И снова ехали, минуя встречных, через всю площадь под Черном, к западным воротам.

– Где может быть Жалейко? Почему так долго не возвращается?

– Думаешь, долго?

– Разве нет?

– Да нет. Посмотри, разве это не его Чалый стоит на привязи?

– Где?

– А возле ворот, чуть в стороне от них.

Богданко поспешил к своему послу, обрадованный, что дождался его. Так, может, радовался бы самой Зоринке! А подъехал, взглянул на побратима – и похолодело сердце: Жалейко ни словом, ни взглядом не сказал ему, что вернулся с добрыми вестями от Зоринки.

Вот когда каждый мог сказать себе: все, настала минута прощания. Прибыли уже отселенцы из самых дальних вервей, выстроился длинный обоз. Те юноши и девушки, которые оказались на площади, старались протиснуться поближе к своим предводителям, внимательно вслушивались в их слова.

– Отроки и отроковицы! Не попреками стелите себе путь в будущее, в ту землю, которая воздаст вам за ваши страдания. Что в них, в нареканиях, да и кто виноват, что вынуждены посылать вас в неизвестность, отрывать от родных земель, от родных весей! Мужеством и мудростью устилайте стезю свою тернистую, не дайте ей стать мученической. Только они принесут облегчение, а с облегчением утешение и надежду.

Это говорили те, кто прощался с уходящими и кому нужно было вымолить себе прощение. А что скажут новые предводители – княжич, тысяцкие? Куда поведут, в южные или северные края, на запад или на восток от Тивери? А еще не мешало бы знать, как далеко поведут, на кого и на что возлагают надежды в новой земле? Раз взялись быть предводителями, должны все предвидеть.

Все смотрели на княжича, а княжич на всех.

– На то, чтобы я вел вас, была воля князя и старейшин. Согласны ли вы, братья, чтобы я был вашим предводителем?

– Согласны!

– Может, вызовется кто-то другой или сами назначите кого-то?

– Нет! Будь ты, княжич! Тебя знаем, тебе доверяем!

– Если доверяете мне и на меня полагаетесь, то слушайте, что скажу. Пойдем сегодня четырьмя отдельными обозами. Во главе каждого будет идти тысяча дружинников при броне, впереди тысячи – назначенный мною тысяцкий. Ему и его сотникам подчиняется весь обоз. Все остальные идут пешком или едут по очереди на возах.

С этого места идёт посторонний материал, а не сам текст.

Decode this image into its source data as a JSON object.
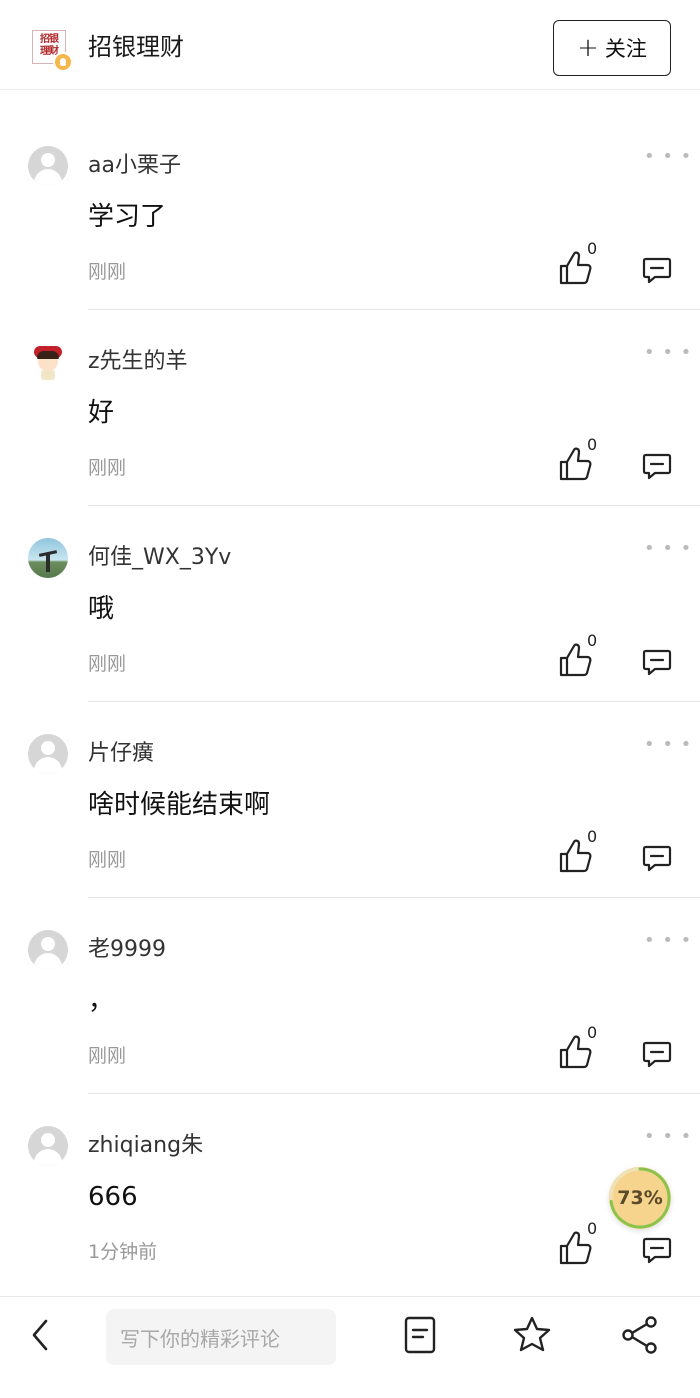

Задумался на минуту, потом обратился к своей братии:

– Уверен, хотите знать, куда пойдет наш путь, в чьи земли и в какие края. Князь и старейшины советуют идти через Дунай, на плодоносные земли ромеев. А я так думаю: раз нам сказано – куда приведут боги, то мы сами и посоветуемся с богами. Оставим нынче Черн, станем табором неподалеку, да и спросим у них, идти ли нам сразу или сначала отправить послов своих узнать у хозяев окружающих земель, кто примет изгнанников такими, как есть. Согласны со мной?

– Согласны, княжич!

– Так пусть будет счастливым наш путь!

Родные еще дома попрощались с отселенцами, но немало было и таких, кто не хотел расставаться с детьми до последнего мгновения. Крик, шум, плач поднялись, когда тронулись в путь. Богданко не обращал внимания на это. И тысяцким повелел: «Не гоните, далеко за обозами не пойдут. Устанут и вернутся».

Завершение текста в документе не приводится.